1. Field of the Invention
The present invention relates to a crane game machine.
2. Description of the Related Art
A crane game machine is designed such that when a player translates a prize catcher portion back and forth and left and right to move it to immediately above a prize which a player wants to obtain, the catcher moves down to the prize and grasps it, moves up while grasping the prize, moves horizontally to a prize drop-in port, and then releases the prize, thereby providing the prize to the player.
Such a crane game machine is generally provided with limit switches for stopping the back and forth movement, left and right movement, and up and down movement of the catcher at the respective movement limits. For the down movement of the catcher, this machine is provided with a mechanism of detecting the slack of a wire when the catcher moves down on stacked prizes, and stopping letting out the wire for the down movement of the catcher (see, e.g., Japanese Patent No. 2613597).
However, when the mechanism for detecting such slack of the wire and stopping letting out the wire is to move the catcher down above the prize drop-in port, the mechanism cannot stop moving the catcher down before the catcher enters the prize drop-in port.
Another type of crane game machine has been developed (e.g., Jpn. Pat. Appln. KOKAI Publication No. 2001-157772), which measures the number of revolutions of a wire take-up pulley and stops moving the catcher down upon comparing the measured number of revolutions with a limit value instead of using the limit switches of the mechanism for stopping letting out the wire for the down movement of the catcher.
Stop control on the up and down movement of the catcher of such a crane game machine will be described below.
A catcher elevating motor is interlocked with a wire take-up pulley through a gear, and a wire is wound around the wire take-up pulley. The other end of the wire is connected to a catcher through an extendible pipe. A shield plate which shields a photosensor is fixed to one end of the periphery of the wire take-up pulley. With this arrangement, the number of revolutions of the wire take-up pulley is counted.
A control board incorporated in the main body of the crane game machine detects a rise signal generated when a down push button is pressed, counts the number of revolutions of the wire take-up pulley which is sent from the photosensor, and automatically performs stop control on the catcher elevating motor when the number of revolutions reach a maximum number n of turns given by expression (1) in accordance with a predetermined program.L>=2π·r·n  (1)where L is the distance from the lowest end of the grip pawl of the catcher to a prize mount plate, r is the radius of the pulley, and n is the number of revolutions of the pulley.
In stop control on the up and down movement of the catcher with the above arrangement, however, since parts such as a photosensor and shield plate are required, a complicated mechanism is required, resulting in a high failure rate.

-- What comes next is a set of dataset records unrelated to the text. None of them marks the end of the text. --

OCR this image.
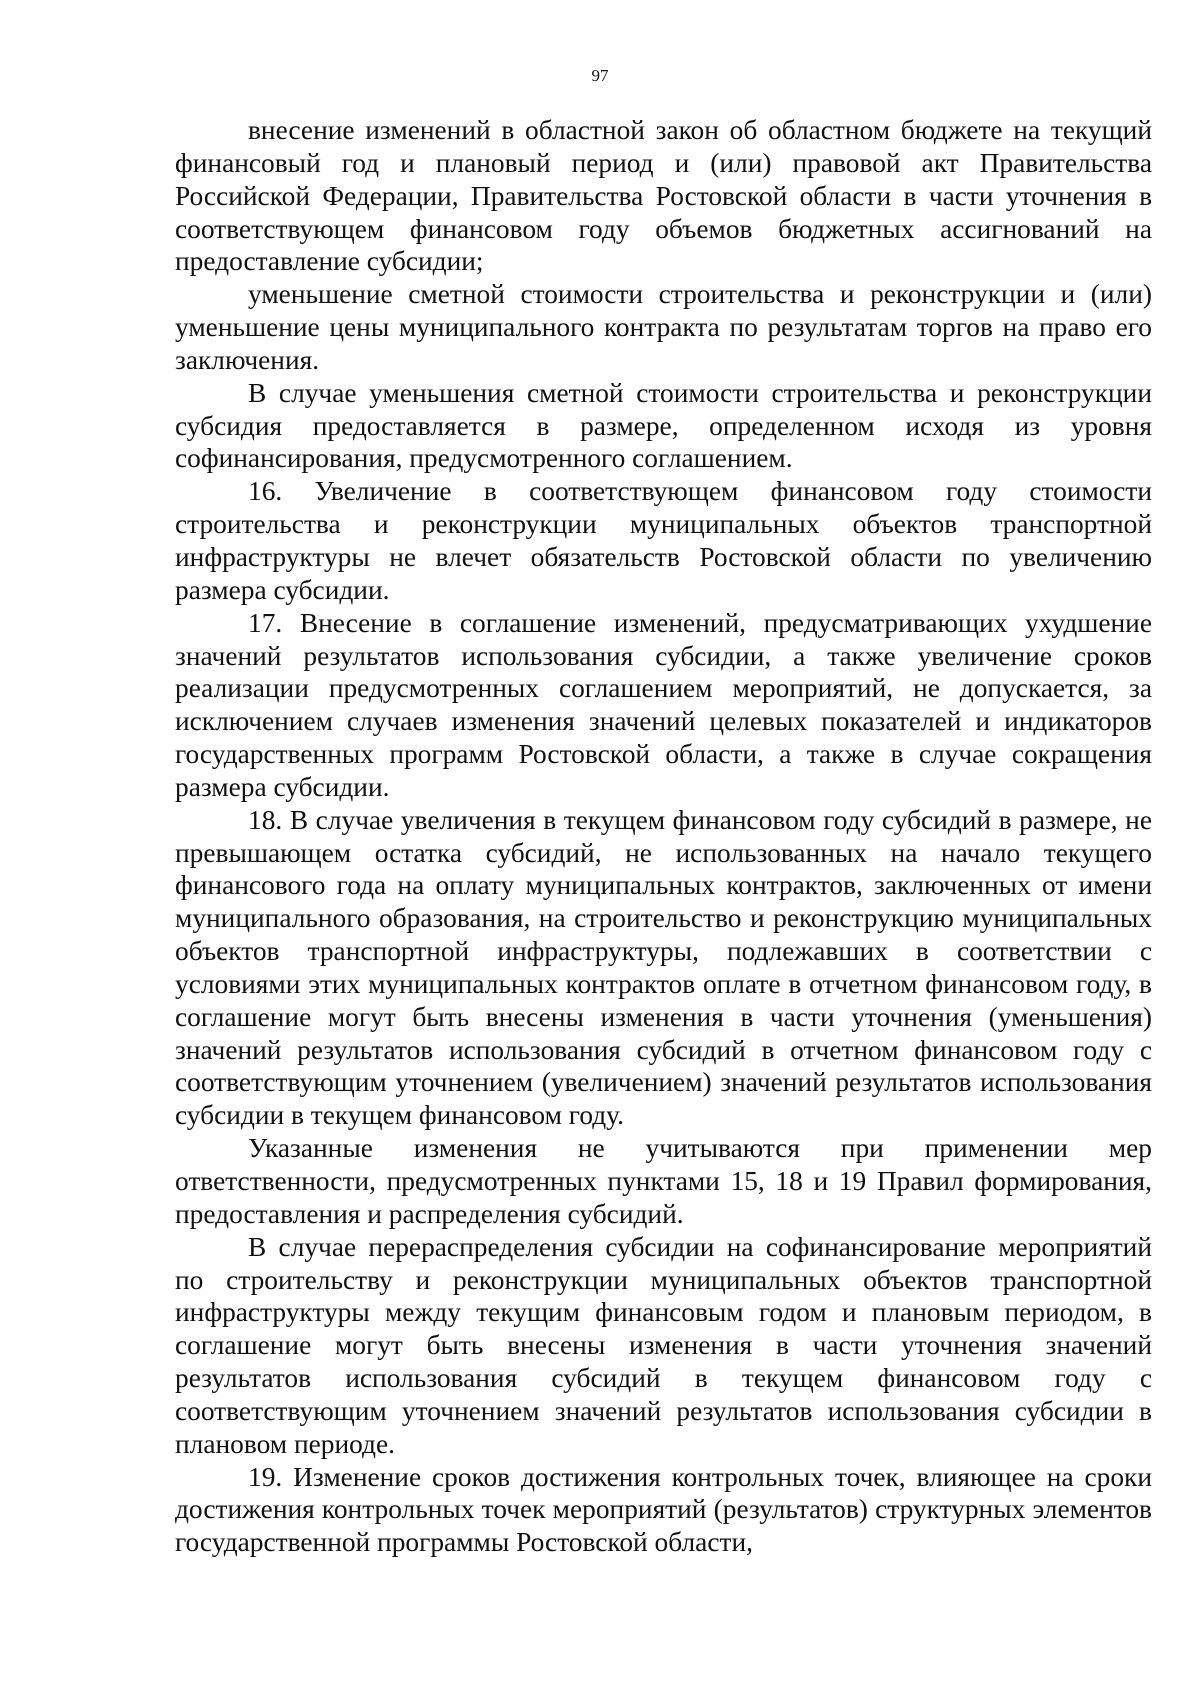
97

внесение изменений в областной закон об областном бюджете на текущий финансовый год и плановый период и (или) правовой акт Правительства Российской Федерации, Правительства Ростовской области в части уточнения в соответствующем финансовом году объемов бюджетных ассигнований на предоставление субсидии;

уменьшение сметной стоимости строительства и реконструкции и (или) уменьшение цены муниципального контракта по результатам торгов на право его заключения.

В случае уменьшения сметной стоимости строительства и реконструкции субсидия предоставляется в размере, определенном исходя из уровня софинансирования, предусмотренного соглашением.

16. Увеличение в соответствующем финансовом году стоимости строительства и реконструкции муниципальных объектов транспортной инфраструктуры не влечет обязательств Ростовской области по увеличению размера субсидии.

17. Внесение в соглашение изменений, предусматривающих ухудшение значений результатов использования субсидии, а также увеличение сроков реализации предусмотренных соглашением мероприятий, не допускается, за исключением случаев изменения значений целевых показателей и индикаторов государственных программ Ростовской области, а также в случае сокращения размера субсидии.

18. В случае увеличения в текущем финансовом году субсидий в размере, не превышающем остатка субсидий, не использованных на начало текущего финансового года на оплату муниципальных контрактов, заключенных от имени муниципального образования, на строительство и реконструкцию муниципальных объектов транспортной инфраструктуры, подлежавших в соответствии с условиями этих муниципальных контрактов оплате в отчетном финансовом году, в соглашение могут быть внесены изменения в части уточнения (уменьшения) значений результатов использования субсидий в отчетном финансовом году с соответствующим уточнением (увеличением) значений результатов использования субсидии в текущем финансовом году.

Указанные изменения не учитываются при применении мер ответственности, предусмотренных пунктами 15, 18 и 19 Правил формирования, предоставления и распределения субсидий.

В случае перераспределения субсидии на софинансирование мероприятий по строительству и реконструкции муниципальных объектов транспортной инфраструктуры между текущим финансовым годом и плановым периодом, в соглашение могут быть внесены изменения в части уточнения значений результатов использования субсидий в текущем финансовом году с соответствующим уточнением значений результатов использования субсидии в плановом периоде.

19. Изменение сроков достижения контрольных точек, влияющее на сроки достижения контрольных точек мероприятий (результатов) структурных элементов государственной программы Ростовской области,
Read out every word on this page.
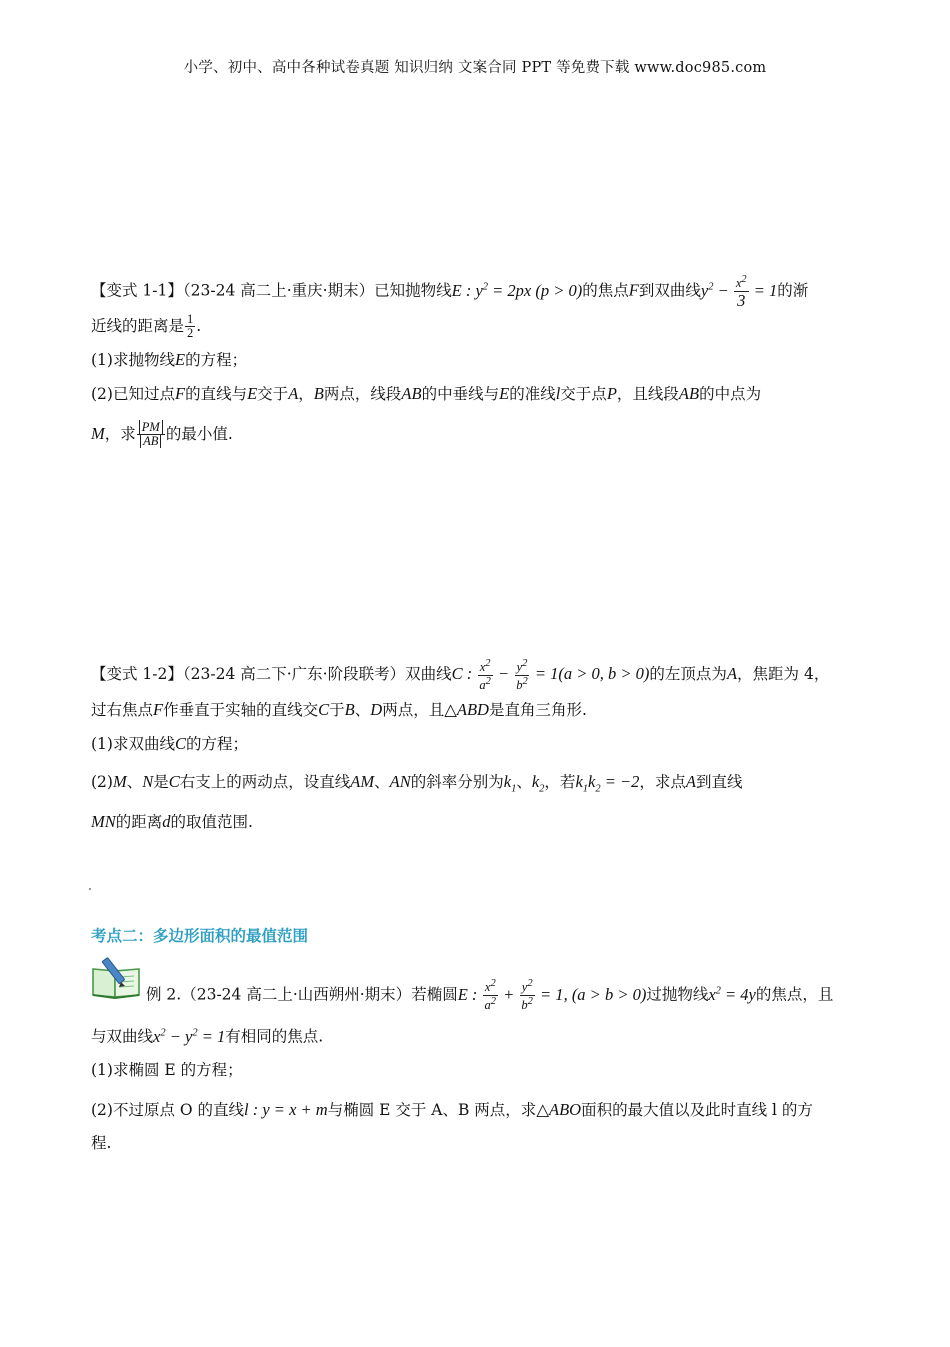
小学、初中、高中各种试卷真题 知识归纳 文案合同 PPT 等免费下载 www.doc985.com
【变式 1-1】（23-24 高二上·重庆·期末）已知抛物线E : $y^2 = 2px$ (p > 0)的焦点F到双曲线$y^2 - \frac{x^2}{3} = 1$的渐
近线的距离是 $\frac{1}{2}$ .
(1)求抛物线E的方程；
(2)已知过点F的直线与E交于A，B两点，线段AB的中垂线与E的准线l交于点P，且线段AB的中点为
M，求 $\frac{PM}{AB}$ 的最小值.
【变式 1-2】（23-24 高二下·广东·阶段联考）双曲线C : $\frac{x^2}{a^2} - \frac{y^2}{b^2} = 1(a > 0$, b > 0)的左顶点为A，焦距为 4，
过右焦点F作垂直于实轴的直线交C于B、D两点，且△ABD是直角三角形.
(1)求双曲线C的方程；
(2)M、N是C右支上的两动点，设直线AM、AN的斜率分别为$k_1$、$k_2$，若$k_1k_2 = -2$，求点A到直线
MN的距离d的取值范围.
考点二：多边形面积的最值范围
例 2.（23-24 高二上·山西朔州·期末）若椭圆E : $\frac{x^2}{a^2} + \frac{y^2}{b^2} = 1$, (a > b > 0)过抛物线$x^2 = 4y$的焦点，且
与双曲线$x^2 - y^2 = 1$有相同的焦点.
(1)求椭圆 E 的方程；
(2)不过原点 O 的直线l : y = x + m与椭圆 E 交于 A、B 两点，求△ABO面积的最大值以及此时直线 l 的方
程.
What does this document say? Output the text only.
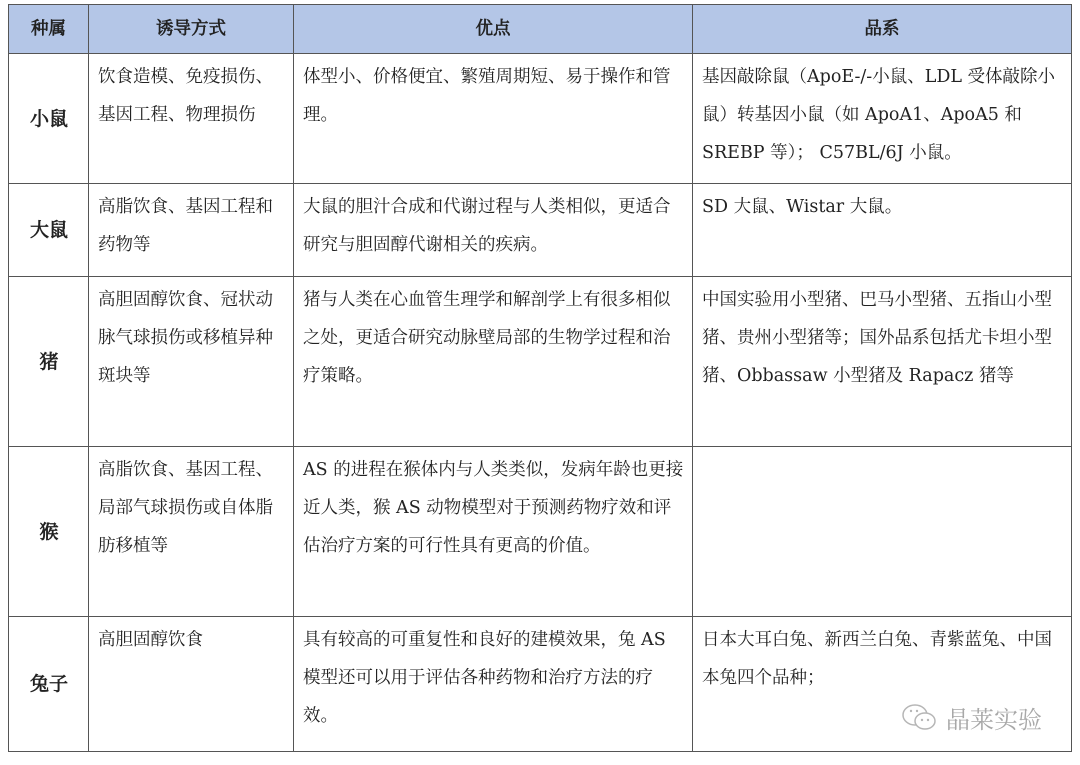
种属	诱导方式	优点	品系
小鼠	饮食造模、免疫损伤、基因工程、物理损伤	体型小、价格便宜、繁殖周期短、易于操作和管理。	基因敲除鼠（ApoE-/-小鼠、LDL 受体敲除小鼠）转基因小鼠（如 ApoA1、ApoA5 和 SREBP 等）； C57BL/6J 小鼠。
大鼠	高脂饮食、基因工程和药物等	大鼠的胆汁合成和代谢过程与人类相似，更适合研究与胆固醇代谢相关的疾病。	SD 大鼠、Wistar 大鼠。
猪	高胆固醇饮食、冠状动脉气球损伤或移植异种斑块等	猪与人类在心血管生理学和解剖学上有很多相似之处，更适合研究动脉壁局部的生物学过程和治疗策略。	中国实验用小型猪、巴马小型猪、五指山小型猪、贵州小型猪等；国外品系包括尤卡坦小型猪、Obbassaw 小型猪及 Rapacz 猪等
猴	高脂饮食、基因工程、局部气球损伤或自体脂肪移植等	AS 的进程在猴体内与人类类似，发病年龄也更接近人类，猴 AS 动物模型对于预测药物疗效和评估治疗方案的可行性具有更高的价值。	
兔子	高胆固醇饮食	具有较高的可重复性和良好的建模效果，兔 AS 模型还可以用于评估各种药物和治疗方法的疗效。	日本大耳白兔、新西兰白兔、青紫蓝兔、中国本兔四个品种；
晶莱实验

In addition, since the mechanism of the driving portion is complicated, the weight of the portion increases. As a consequence, the response with respect to operation decreases as compared with a case without such a mechanism. In order to prevent a decrease in response, a high-performance motor needs to be selected, resulting in higher part costs.
If one shield plate and one photosensor are used to count the number of times the shield plate blocks the photosensor, the number of revolutions which can be detected is limited to an integral value. However, when the maximum number n of turns to be set is to be changed, e.g., a case wherein the level of the prize mount plate is to be changed or a case wherein a lower limit is to be set in a place where the prize mount plate does not exist, e.g., the prize drop-in port, there may occur a case which cannot be handled with integral values. When control is to be performed with a finer number of revolutions than for control based on an integral value, the numbers of photosensors and shielding plates need to be increased. However, such numbers which can be increased are structurally limited, and the fineness of the number of revolutions which can be detected is limited. In addition, as the above structure problem becomes more eminent, it becomes necessary to find some comprise in terms of design.
Furthermore, the conventional crane game machine cannot recognize information concerning prizes, and hence fine control corresponding to the types of prizes cannot be performed.